Un scrutin non démocratique
Le référendum sur le Brexit n’a pas été un vote démocratique, critique le sociologue Alfred Moore sur le portail OpenDemocracy :
«Une décision d’une telle portée demande une majorité claire, forte et stable. La procédure devrait être conçue pour générer une majorité confortable, mais elle a échoué. Premièrement, il n’y a pas eu de majorité claire. Le Royaume-Uni a-t-il vraiment dit oui au Brexit ? L’Angleterre l’a indéniablement plébiscité. Mais qui dit Angleterre ne dit pas Royaume-Uni. Que l’Angleterre décide d’une question constitutionnelle pour l’ensemble de la Grande-Bretagne sans avoir obtenu de majorité dans toutes les nations concernées est démocratiquement inacceptable. C’est donc à juste titre que les Ecossais le ressentent comme inacceptable. Ce référendum ne mérite pas notre respect.»
La démocratie directe discréditée
Le référendum sera abondamment récupéré pour discréditer d’office les mouvements démocratiques issus de la société civile, redoute Zeit Online :
«Toute revendication émanant de la base apparaîtra suspecte.

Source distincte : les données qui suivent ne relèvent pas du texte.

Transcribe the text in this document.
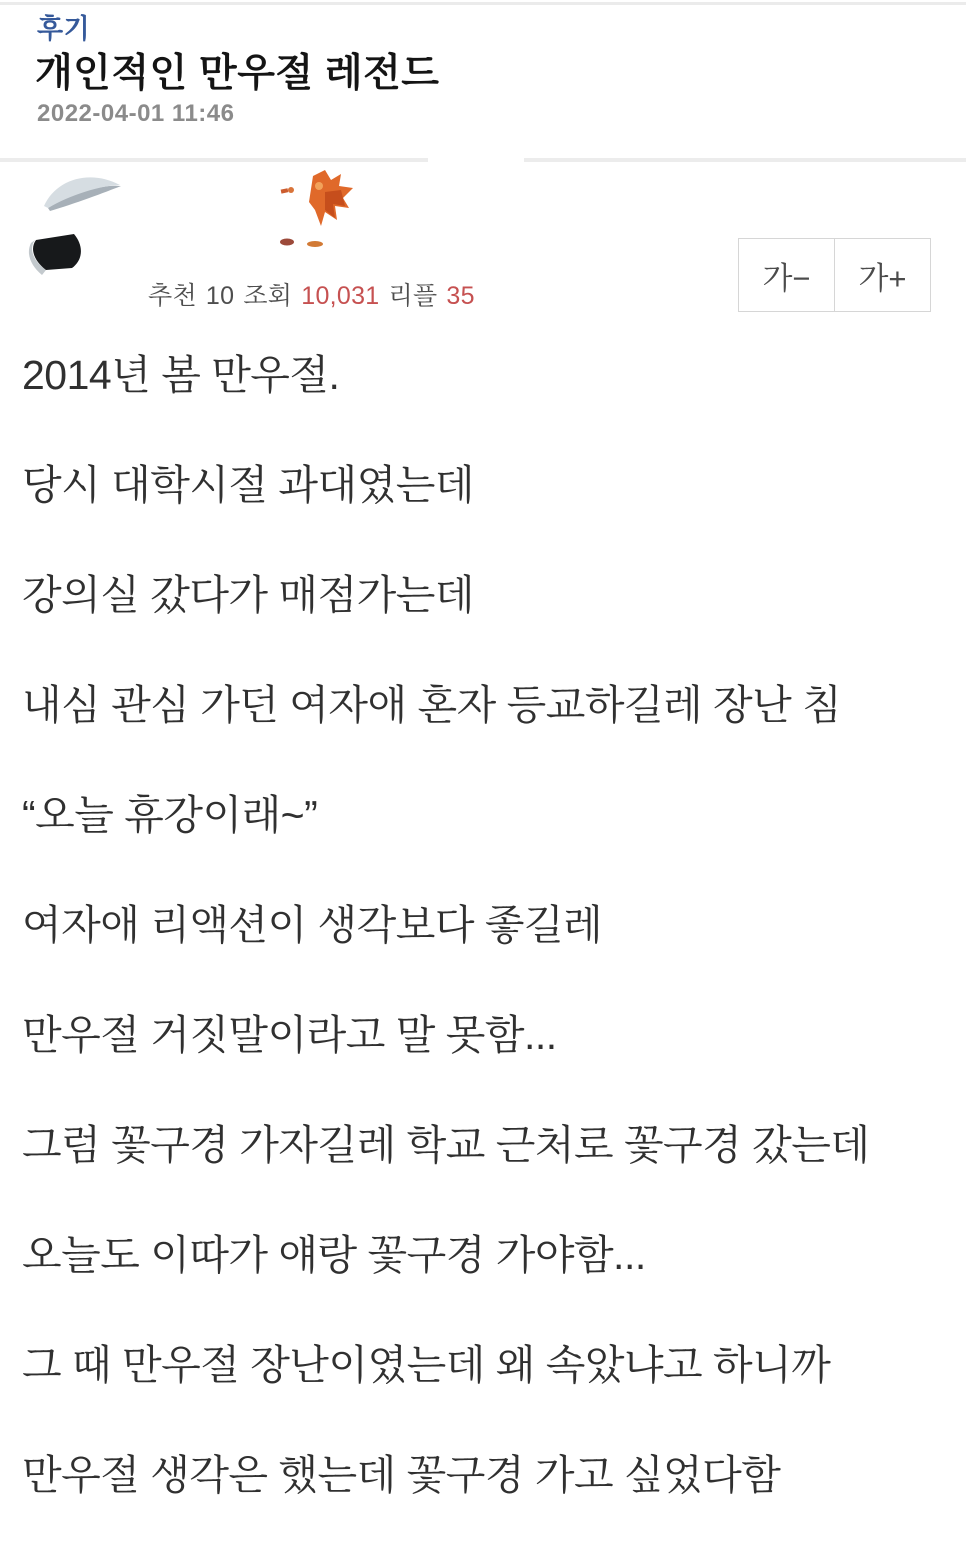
후기
개인적인 만우절 레전드
2022-04-01 11:46
추천 10 조회 10,031 리플 35
가−	가+

2014년 봄 만우절.

당시 대학시절 과대였는데

강의실 갔다가 매점가는데

내심 관심 가던 여자애 혼자 등교하길레 장난 침

“오늘 휴강이래~”

여자애 리액션이 생각보다 좋길레

만우절 거짓말이라고 말 못함...

그럼 꽃구경 가자길레 학교 근처로 꽃구경 갔는데

오늘도 이따가 얘랑 꽃구경 가야함...

그 때 만우절 장난이였는데 왜 속았냐고 하니까

만우절 생각은 했는데 꽃구경 가고 싶었다함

Plus que jamais, les élites vont se replier sur elles-mêmes, essayer de se protéger et adopter des positions défensives au lieu de poser les questions ouvertement et rechercher les confrontations salutaires, indispensables à notre époque – notamment les questions concernant ces élites-mêmes. … Tandis que que le gouffre entre pauvres et riches ne cesse de se creuser, que l’exploitation et la destruction de notre planète prend des dimensions de plus en plus menaçantes, que ceux qui se sont appropriées les ressources de manière irresponsable ne pensent plus qu’à se servir et à se mettre en sécurité, les petites gens qui identifient des dysfonctionnements sur le terrain et veulent les combattre par le biais de la démocratie directe seront en butte à la méfiance et à la marginalisation.»

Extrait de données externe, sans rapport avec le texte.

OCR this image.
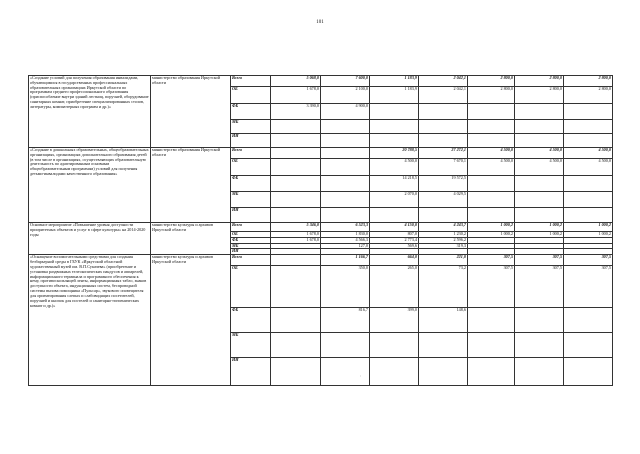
101
«Создание условий для получения образования инвалидами, обучающимися в государственных профессиональных образовательных организациях Иркутской области по программам среднего профессионального образования (приспособление внутри зданий лестниц, поручней, оборудование санитарных комнат, приобретение специализированных столов, литературы, компьютерных программ и др.)»	министерство образования Иркутской области	Всего	5 068,0	7 600,0	1 183,9	2 042,1	2 800,0	2 800,0	2 800,0
		ОБ	1 678,0	2 100,0	1 183,9	2 042,1	2 800,0	2 800,0	2 800,0
		ФБ	3 390,0	4 900,0					
		МБ							
		ИИ							
«Создание в дошкольных образовательных, общеобразовательных организациях, организациях дополнительного образования детей (в том числе в организациях, осуществляющих образовательную деятельность по адаптированным основным общеобразовательным программам) условий для получения детьми-инвалидами качественного образования»	министерство образования Иркутской области	Всего			20 788,5	27 272,1	4 500,0	4 500,0	4 500,0
		ОБ			4 500,0	7 670,1	4 500,0	4 500,0	4 500,0
		ФБ			14 218,5	19 572,5			
		МБ			2 070,0	4 029,5			
		ИИ							
Основное мероприятие «Повышение уровня доступности приоритетных объектов и услуг в сфере культуры» на 2014-2020 годы	министерство культуры и архивов Иркутской области	Всего	5 346,0	6 523,3	4 150,0	4 243,7	1 000,2	1 000,2	1 000,2
		ОБ	1 678,0	1 830,0	807,0	1 230,2	1 000,2	1 000,2	1 000,2
		ФБ	1 678,0	4 566,3	2 773,4	2 596,2			
		МБ		127,0	569,6	319,3			
		ИИ							
«Оснащение вспомогательными средствами для создания безбарьерной среды в ГБУК «Иркутский областной художественный музей им. В.П.Сукачева» (приобретение и установка раздвижных телескопических пандусов и аппарелей, информационного терминала и программного обеспечения к нему, противоскользящей ленты, информационных табло, знаков доступности объекта, индукционных систем, беспроводной системы вызова помощника «Пульсар», звукового оповещателя для ориентирования слепых и слабовидящих посетителей, поручней и кнопок для постелей и санитарно-гигиенических комнат и др.)»	министерство культуры и архивов Иркутской области	Всего		1 166,7	664,0	221,0	307,5	307,5	307,5
		ОБ		350,0	265,0	73,2	307,5	307,5	307,5
		ФБ		816,7	399,0	148,6			
		МБ							
		ИИ							
'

Un 'happy end' est encore possible
Le Brexit n’est pas encore définitivement scellé, fait valoir Financial Times, qui ne perd pas espoir d’assister à un heureux revirement en cas de nouveau scrutin :
«Ceux qui observent l’UE depuis un certain temps n’en sont pas à leur premier choc post-référendaire : en 1992, les Danois avaient rejeté par référendum le traité de Maastricht. En 2001, les Irlandais s’étaient prononcés contre le traité de Nice et en 2008 contre le traité de Lisbonne. Et à chaque fois, que s’est-il passé ? Imperturbable, l’UE a poursuivi sa course. Les partenaires européens ont accordé des concessions aux Danois et aux Irlandais. Il y a eu un second référendum. Et au second essai, les électeurs ont accepté les traités. … Il existe en Grande-Bretagne et en Europe un centre modéré qui devrait être en mesure de négocier un accord permettant à la Grande-Bretagne de rester au sein de l’UE. Comme tous les bons drames, l'histoire du Brexit a été choquante, dramatique et déconcertante. Mais on ne connaît pas encore le fin mot de l’histoire.»
Un nouveau scrutin est tout à fait possible
Les conséquences négatives de la sortie de l’UE pourraient amener les Britanniques à organiser un second référendum, lit-on dans The Irish Independent :
«Peut-être les Britanniques qui ont voté pour la sortie de l’UE réviseront-ils leur copie dans les mois à venir face à la hausse du chômage en Grande-Bretagne, à l’avantage de l’Irlande et d’autres Etats européens. Si les répercussions sur l’emploi sont sensibles et que des promesses des partisans du Leave s’avèrent sans teneur, l’initiative qui réclame aujourd’hui déjà un second scrutin pourra prendre de l’ampleur. ... Dans la grande incertitude qui caractérise notre époque, on ne peut rien exclure.»
Une décision fatale mais irréversible
Plusieurs millions de Britanniques demandent à présent la tenue d’un nouveau référendum, mais l’initiative n’a aucune chance d’aboutir, assène Lidové noviny :
«Les dés sont jetés, on ne peut pas revenir sur ce qui s’est passé. Malheureusement, ceci vaut également pour les actions politiques, qu’il s’agisse d’élections ou de référendums. C’est justement parce que la démocratie est régie par des règles qu’elle ne peut pas convoquer un second référendum, quand bien même des millions de Britanniques le souhaiteraient. Rappelons à ceux qui sont désespérés aujourd’hui que certaines des décisions que nous prenons sont fatales et qu’il est impossible de revenir dessus. On ne peut pas faire une réclamation sur un référendum comme on peut refuser un cadeau de Noël qui ne nous plaît pas. On aura beau crier très fort son mécontentement sur les médias sociaux, cela n’y changera rien. L’optimisme nous commande de croire que les Britanniques s’en sortiront, d’une manière ou d’une autre. Quant à nous, nous tirerons les leçons de cet épisode.»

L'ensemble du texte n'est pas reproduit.